The Feed-N-Wax seemed to do a creditable job. Certainly, the difference between the waxed and untreated wood was dramatic. (Combined with Howard's stain, the effect was not much different.) When applied over an existing finish, the wax did an excellent job of covering and improving. Still, it was substantially darker than the original light pine, leaving some darker spots instead of an even finish. However, it was an improvement nonetheless. We did notice some unevenness in the wax applied to the sanded boards, but some of the patterns suggested this could result from uneven or incomplete sanding.

Feed-N-Wax? Wait-And-See.

Feed-N-Wax was a little annoying to get out of the bottle, suddenly spurting globs in a manner that made nearby spouses nervous and control of the application a little challenging. Spreading it was also slightly tricky because of the aforementioned chunkiness. The instructions recommend soaking a cloth pad with the wax rather than applying it directly to wood, and so do we.

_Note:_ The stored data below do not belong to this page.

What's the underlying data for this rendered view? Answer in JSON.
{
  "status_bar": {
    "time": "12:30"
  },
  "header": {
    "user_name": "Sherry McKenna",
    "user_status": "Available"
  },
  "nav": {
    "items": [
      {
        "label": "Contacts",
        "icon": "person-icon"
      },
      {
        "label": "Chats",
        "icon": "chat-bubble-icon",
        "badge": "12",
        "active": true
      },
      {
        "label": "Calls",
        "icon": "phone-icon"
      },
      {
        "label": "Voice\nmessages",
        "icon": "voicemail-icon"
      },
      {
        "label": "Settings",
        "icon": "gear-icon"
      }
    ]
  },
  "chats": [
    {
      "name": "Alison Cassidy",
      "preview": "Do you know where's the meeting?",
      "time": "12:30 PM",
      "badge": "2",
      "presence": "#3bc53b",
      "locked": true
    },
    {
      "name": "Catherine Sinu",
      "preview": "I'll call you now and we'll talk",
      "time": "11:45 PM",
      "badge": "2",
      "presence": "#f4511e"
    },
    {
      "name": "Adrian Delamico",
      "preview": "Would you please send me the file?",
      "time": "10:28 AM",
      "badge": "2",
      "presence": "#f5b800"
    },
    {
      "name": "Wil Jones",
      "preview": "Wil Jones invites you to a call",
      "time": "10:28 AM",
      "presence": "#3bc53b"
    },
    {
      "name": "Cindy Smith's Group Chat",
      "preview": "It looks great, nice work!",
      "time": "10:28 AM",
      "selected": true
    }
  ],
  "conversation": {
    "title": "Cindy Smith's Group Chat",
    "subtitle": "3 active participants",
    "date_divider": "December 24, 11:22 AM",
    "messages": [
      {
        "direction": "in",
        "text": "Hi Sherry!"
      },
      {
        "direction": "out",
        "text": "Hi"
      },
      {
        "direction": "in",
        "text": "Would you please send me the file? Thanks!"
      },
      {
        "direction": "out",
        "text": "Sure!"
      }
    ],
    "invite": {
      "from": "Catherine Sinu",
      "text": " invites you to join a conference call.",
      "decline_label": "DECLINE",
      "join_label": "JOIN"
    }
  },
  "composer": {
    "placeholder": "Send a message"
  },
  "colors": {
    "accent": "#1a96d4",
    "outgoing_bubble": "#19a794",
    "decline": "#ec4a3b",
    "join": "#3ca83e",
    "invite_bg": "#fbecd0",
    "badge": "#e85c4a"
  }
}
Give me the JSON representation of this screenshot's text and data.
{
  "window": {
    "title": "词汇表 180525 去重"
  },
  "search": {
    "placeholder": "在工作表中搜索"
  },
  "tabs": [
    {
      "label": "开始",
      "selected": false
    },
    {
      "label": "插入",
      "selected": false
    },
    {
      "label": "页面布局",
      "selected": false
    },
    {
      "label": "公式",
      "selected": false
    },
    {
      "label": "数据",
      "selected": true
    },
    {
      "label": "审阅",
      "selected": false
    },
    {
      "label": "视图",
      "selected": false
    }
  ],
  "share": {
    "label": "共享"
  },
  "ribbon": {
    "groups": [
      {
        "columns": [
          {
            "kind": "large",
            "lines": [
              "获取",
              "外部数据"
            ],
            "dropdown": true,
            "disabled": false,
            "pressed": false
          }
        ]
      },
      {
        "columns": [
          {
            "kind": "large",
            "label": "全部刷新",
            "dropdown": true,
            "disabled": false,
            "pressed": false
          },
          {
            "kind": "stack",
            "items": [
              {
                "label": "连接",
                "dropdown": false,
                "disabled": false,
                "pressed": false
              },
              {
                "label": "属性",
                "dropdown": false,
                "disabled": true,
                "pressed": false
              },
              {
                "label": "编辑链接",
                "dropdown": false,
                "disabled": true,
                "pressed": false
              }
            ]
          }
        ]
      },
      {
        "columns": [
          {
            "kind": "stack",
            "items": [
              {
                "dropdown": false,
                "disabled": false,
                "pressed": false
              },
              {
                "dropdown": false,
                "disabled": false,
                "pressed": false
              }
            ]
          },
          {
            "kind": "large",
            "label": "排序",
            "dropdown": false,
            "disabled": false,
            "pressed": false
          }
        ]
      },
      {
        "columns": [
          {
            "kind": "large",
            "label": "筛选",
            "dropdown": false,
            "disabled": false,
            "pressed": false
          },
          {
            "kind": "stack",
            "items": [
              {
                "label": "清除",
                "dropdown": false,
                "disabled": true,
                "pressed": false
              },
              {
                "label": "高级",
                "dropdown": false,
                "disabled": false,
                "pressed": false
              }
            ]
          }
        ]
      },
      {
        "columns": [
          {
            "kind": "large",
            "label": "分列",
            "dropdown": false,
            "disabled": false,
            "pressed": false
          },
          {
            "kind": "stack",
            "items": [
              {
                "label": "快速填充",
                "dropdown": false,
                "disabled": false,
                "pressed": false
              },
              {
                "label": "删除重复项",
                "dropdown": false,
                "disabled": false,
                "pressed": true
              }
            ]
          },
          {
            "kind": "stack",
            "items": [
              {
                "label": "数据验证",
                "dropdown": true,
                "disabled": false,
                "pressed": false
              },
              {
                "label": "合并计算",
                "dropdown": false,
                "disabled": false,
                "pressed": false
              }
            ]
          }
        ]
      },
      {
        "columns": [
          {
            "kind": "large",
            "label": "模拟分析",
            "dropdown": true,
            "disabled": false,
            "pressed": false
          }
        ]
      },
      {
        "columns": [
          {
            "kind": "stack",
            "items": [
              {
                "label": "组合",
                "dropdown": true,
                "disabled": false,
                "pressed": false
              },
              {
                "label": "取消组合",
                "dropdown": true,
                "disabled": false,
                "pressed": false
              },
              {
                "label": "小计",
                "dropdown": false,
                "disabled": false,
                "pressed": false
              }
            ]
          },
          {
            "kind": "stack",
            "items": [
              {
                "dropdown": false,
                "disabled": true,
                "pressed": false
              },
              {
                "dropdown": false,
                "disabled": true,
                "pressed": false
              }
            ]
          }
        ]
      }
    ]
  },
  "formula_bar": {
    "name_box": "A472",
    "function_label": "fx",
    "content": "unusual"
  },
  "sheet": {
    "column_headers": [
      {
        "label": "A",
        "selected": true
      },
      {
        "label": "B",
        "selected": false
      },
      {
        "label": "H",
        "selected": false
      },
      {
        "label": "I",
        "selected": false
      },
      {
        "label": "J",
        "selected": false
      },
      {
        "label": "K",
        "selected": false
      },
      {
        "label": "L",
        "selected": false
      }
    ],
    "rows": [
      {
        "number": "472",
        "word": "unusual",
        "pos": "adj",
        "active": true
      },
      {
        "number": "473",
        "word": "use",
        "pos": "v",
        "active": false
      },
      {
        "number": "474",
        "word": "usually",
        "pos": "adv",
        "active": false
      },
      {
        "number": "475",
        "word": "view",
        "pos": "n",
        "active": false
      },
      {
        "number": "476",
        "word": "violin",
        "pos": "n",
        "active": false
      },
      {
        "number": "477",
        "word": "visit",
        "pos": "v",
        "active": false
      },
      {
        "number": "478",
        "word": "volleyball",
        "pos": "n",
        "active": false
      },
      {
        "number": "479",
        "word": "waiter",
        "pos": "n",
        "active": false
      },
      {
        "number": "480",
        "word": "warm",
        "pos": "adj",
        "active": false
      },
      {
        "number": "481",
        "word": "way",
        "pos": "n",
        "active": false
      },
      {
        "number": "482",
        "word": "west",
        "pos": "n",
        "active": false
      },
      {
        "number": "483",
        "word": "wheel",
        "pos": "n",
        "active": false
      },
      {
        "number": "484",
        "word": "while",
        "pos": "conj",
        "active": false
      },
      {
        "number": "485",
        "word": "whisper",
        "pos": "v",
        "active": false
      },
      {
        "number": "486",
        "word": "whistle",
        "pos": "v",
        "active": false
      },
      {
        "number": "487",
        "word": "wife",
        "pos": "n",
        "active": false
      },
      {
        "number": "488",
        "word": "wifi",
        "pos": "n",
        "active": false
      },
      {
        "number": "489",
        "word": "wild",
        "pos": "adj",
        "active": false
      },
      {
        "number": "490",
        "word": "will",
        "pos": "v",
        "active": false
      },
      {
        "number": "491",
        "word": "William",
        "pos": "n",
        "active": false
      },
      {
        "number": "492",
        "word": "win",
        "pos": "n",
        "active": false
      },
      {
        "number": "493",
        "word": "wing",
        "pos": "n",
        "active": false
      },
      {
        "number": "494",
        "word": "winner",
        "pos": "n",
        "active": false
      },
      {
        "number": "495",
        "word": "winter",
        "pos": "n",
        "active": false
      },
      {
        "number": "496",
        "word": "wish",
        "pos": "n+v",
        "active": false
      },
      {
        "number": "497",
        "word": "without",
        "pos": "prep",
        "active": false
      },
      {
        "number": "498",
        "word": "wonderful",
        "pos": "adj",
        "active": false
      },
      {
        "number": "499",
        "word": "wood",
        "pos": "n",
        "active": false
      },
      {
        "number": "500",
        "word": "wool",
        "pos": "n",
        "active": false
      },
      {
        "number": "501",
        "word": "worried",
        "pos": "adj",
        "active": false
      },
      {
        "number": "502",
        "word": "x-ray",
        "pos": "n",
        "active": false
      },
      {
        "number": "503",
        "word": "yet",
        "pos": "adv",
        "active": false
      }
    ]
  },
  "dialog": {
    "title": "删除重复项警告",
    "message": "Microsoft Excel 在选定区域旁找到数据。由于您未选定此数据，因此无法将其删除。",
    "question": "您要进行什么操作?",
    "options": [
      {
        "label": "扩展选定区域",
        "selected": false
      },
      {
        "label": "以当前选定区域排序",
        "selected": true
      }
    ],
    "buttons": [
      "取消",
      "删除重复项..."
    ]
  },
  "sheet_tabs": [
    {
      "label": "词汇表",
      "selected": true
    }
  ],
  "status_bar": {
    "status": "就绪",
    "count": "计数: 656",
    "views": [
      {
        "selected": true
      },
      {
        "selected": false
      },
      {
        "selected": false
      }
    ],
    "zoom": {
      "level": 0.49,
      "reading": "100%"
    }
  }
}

The results were about on par with our expectations, and since about a zillion five-star reviews informed those expectations, that's pretty good. As far as one can tell, the stuff seems to penetrate unfinished wood and still sit on the top enough to give off a bit of luster.

The trouble with quick wood conditioner tests is that it's difficult to tell exactly what's happening below the surface. For instance, you might get the impression of unevenness without being able to see that the old finish was unevenly removed. Likewise, it might appear to penetrate by virtue of not coating the surface like an oil slick, but you can't be sure. It might even seem oily based on factors like the temperature and humidity in the room. Ultimately, you have to live with a product like this for a while, and your evaluation becomes more complete over time. That said, we think it's a safe bet to use Feed-N-Wax for a while to see if its long-term performance is as good as its immediate results.